Parlons de Daniel Hechter, c’était quel type de président ?

J’ai adoré ce président. C’était « mon » président. Son départ en 1978 m’a déçu. Il aimait le foot, il aimait les jeunes. Si Jean-Michel et Daniel n’avaient pas quitté le PSG, j’y serais resté par la suite.

Il y a des joueurs qui t’ont marqué lors de tes débuts au PSG ?

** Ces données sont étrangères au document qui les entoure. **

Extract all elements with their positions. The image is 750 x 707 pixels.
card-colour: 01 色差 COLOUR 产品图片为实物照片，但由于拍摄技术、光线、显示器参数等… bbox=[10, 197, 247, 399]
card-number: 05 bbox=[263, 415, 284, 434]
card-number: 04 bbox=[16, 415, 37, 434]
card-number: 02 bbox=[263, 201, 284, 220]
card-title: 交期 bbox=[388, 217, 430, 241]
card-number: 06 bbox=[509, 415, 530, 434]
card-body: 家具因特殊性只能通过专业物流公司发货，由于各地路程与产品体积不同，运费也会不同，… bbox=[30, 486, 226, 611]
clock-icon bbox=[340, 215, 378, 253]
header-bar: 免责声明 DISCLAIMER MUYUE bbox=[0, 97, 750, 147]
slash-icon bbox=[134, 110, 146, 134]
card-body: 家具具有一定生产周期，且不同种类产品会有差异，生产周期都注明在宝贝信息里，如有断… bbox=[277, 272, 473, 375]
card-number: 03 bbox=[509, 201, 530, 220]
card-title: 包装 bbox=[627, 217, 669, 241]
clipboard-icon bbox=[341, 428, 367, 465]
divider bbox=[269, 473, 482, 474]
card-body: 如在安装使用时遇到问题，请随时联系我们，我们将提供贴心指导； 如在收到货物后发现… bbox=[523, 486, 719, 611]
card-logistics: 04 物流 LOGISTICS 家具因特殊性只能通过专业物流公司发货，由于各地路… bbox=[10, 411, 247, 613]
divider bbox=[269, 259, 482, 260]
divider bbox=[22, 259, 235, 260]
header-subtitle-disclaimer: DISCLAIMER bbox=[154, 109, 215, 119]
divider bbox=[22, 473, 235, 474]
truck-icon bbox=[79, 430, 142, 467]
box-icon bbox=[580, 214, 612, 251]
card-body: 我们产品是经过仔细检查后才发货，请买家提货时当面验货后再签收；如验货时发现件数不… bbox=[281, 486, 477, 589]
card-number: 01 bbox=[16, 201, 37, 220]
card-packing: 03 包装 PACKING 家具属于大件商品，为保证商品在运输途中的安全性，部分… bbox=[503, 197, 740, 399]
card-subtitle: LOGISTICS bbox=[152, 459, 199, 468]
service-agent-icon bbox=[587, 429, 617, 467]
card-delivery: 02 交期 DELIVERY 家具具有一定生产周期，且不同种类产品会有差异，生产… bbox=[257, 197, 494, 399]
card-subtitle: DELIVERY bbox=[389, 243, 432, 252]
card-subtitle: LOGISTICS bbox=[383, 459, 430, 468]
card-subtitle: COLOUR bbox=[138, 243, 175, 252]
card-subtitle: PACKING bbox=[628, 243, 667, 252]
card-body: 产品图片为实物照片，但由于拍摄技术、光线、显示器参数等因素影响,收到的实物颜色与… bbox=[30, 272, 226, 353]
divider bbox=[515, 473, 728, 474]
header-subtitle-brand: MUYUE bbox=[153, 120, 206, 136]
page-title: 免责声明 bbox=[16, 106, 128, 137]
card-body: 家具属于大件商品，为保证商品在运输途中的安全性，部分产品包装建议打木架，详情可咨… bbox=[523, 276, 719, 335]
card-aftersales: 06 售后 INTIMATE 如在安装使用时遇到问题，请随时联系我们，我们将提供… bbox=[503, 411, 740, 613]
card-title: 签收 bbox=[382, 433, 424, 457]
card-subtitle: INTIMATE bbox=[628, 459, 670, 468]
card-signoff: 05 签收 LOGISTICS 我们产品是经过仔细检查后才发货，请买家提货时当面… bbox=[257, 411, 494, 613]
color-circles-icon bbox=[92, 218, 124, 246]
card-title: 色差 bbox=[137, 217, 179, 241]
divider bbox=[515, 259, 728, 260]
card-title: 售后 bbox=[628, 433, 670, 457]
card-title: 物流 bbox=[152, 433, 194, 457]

Il y en a eu deux. Déjà « Mouss », c’était le joueur dominant de l’équipe. C’était la classe mondiale. Techniquement il faisait des trucs qu’on n’apprenait pas à l’école de foot. Il avait le sens de l’improvisation, il était subtile. Je l’ai vu au Parc faire un amorti sur un dégagement du gardien suivi d’une cuillère et il s’est mis ensuite à jongler. Pourtant il y avait un marquage individuel sur lui. Sur ses dribbles il faisait des changements de pied et il faisait perdre l’équilibre au mec devant lui. Un peu comme Salah Assad ou encore Ben Arfa. Et puis c’était un bosseur.  Dans le comportement il avait de la classe. Un peu comme Zidane. Il ne parlait pas fort, pourtant il était capitaine.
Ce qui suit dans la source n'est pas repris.